Annual Appreciation Dinner
June 6, 2018
Philippians 2:1-11; Psalm 86:1-11; Matthew 25:31-46
Deacons, as you know, are very holy people. Sisters are very holy people. Even priests are very holy people. But we’re not holier than you are.
We’re not holier than thou.
You are the body of Christ, as Paul says, and I take that literally. You are. You are the Church, and I’m always amazed by your faith and your service and your wisdom. I really am. People are always talking about how corrupt the Church is or how dogmatic the Church is but what I see day after day are all these quiet acts of heroism and sacrifice and practical problem-solving, most of them behind the scenes, where you can’t get credit for them or acknowledgement or reward—and I don’t know how many times you’ve bucked me up and given me hope, and I know Father Ignacio and Father Maximo and every priest we’ve ever had would say the same.
Deacons come and deacons go and priests come and priests go but the Knights of Columbus remain, and the Catholic Daughters remain, and St.
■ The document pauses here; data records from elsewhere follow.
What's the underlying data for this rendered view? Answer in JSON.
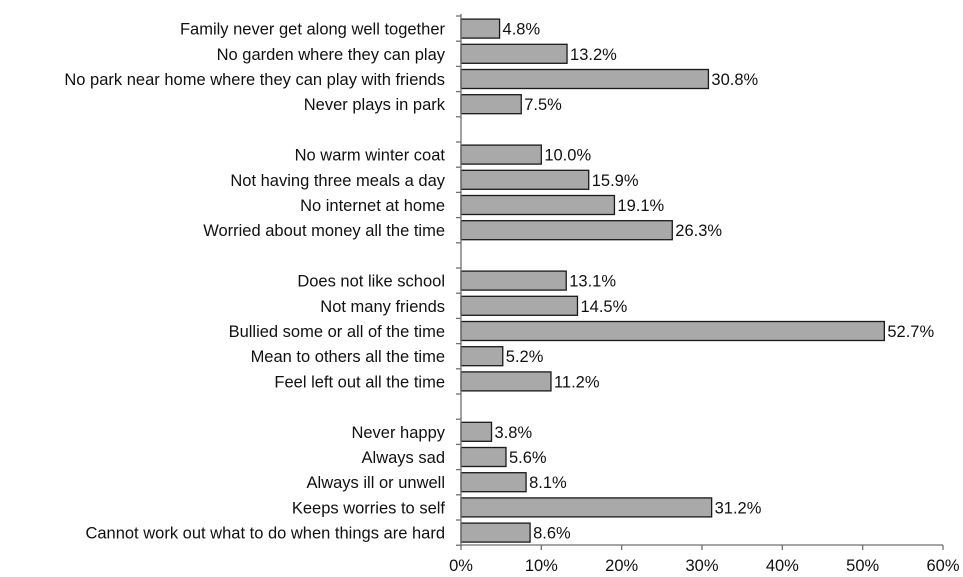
{
  "chart_data": {
    "type": "bar",
    "orientation": "horizontal",
    "bar_color": "#a9a9a9",
    "bar_outline_color": "#1a1a1a",
    "value_format": "percent_one_decimal",
    "xlim": [
      0,
      60
    ],
    "x_ticks": [
      "0%",
      "10%",
      "20%",
      "30%",
      "40%",
      "50%",
      "60%"
    ],
    "legend": "none",
    "grid": false,
    "groups": [
      {
        "categories": [
          "Family never get along well together",
          "No garden where they can play",
          "No park near home where they can play with friends",
          "Never plays in park"
        ],
        "values": [
          4.8,
          13.2,
          30.8,
          7.5
        ]
      },
      {
        "categories": [
          "No warm winter coat",
          "Not having three meals a day",
          "No internet at home",
          "Worried about money all the time"
        ],
        "values": [
          10.0,
          15.9,
          19.1,
          26.3
        ]
      },
      {
        "categories": [
          "Does not like school",
          "Not many friends",
          "Bullied some or all of the time",
          "Mean to others all the time",
          "Feel left out all the time"
        ],
        "values": [
          13.1,
          14.5,
          52.7,
          5.2,
          11.2
        ]
      },
      {
        "categories": [
          "Never happy",
          "Always sad",
          "Always ill or unwell",
          "Keeps worries to self",
          "Cannot work out what to do when things are hard"
        ],
        "values": [
          3.8,
          5.6,
          8.1,
          31.2,
          8.6
        ]
      }
    ]
  }
}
Vincent de Paul remains, and all the faithful people doing the work, enduring our homilies and putting up with our failings and acting with such charity and good humor and good will.
And realism, too. Dorothy Day famously said that the problem with the poor is that they’re ungrateful and they smell bad—Dorothy Day, who worked with the poor and for the poor every day of her adult life, unfailingly. But she was a realist, and she knew it was hard, and she knew that it would often seem fruitless–that many days there’d be no chance for the gratification of
our ego but rather repeated opportunities for the mortification of it. That’s just the way service is.
The projector doesn’t work. Only three people show up—for something you’ve worked and worked on. The kids are running down the halls at religious ed and you can’t seem to get them under control.
Welcome to the Church. Welcome to ministry.
In a famous letter Thomas Merton cautions us against trying to “build an identity for ourselves” out of our work in the Church, trying to create an image of ourselves as good people. “That is not the right use of your work,” he says.
All the good that you will do will not come from you but from the fact that you have allowed yourself, in obedience of faith, to be used by God’s love. Think of this more and gradually you will be free from the need to prove yourself, and you can be more open to the power that will work through you without your knowing it.
“Without you knowing,” Merton says, and that makes me think of this parable from Matthew. When did we feed you, when did we shelter you, the people want to know, because they don’t know, and we can never know. The real good we do is always invisible to us, because finally we are the “least ones” ourselves, we the servants. God works through our limitations and our mixed motives as he works through all things, and if the projector doesn’t work or no one shows up, that’s the least of it, too, and the grace, because what matters to God and what matters in the life of the spirit can’t be measured or counted up or proven by numbers.
And I know you know this, all of you. You’ve shown me the truth of this again and again, by your faithfulness and in your actions. The hungry are fed and the grieving consoled and the inquiring introduced to the truth, year after year, and of course there’s great, great joy in this, too, great satisfaction, great reward. Sometimes it’s just fun. It’s just deeply satisfying, which is really why we do it in the end. It’s for us. We do it because it makes us happy, because it gives us joy.
“Do whatever most kindles love in you,” St. Teresa of Avila says, and this is why we are here. We love God, we love the Church, we love the people we serve, and I want to thank you for this service, and praise you for this service, and ask God to continue to bless you in this service.
Give joy to your servants, Lord, for in you we have put our trust.
Give joy to your servants, Lord, for without you there is nothing.
Give joy to your servants, Lord, for to you we have given our lives.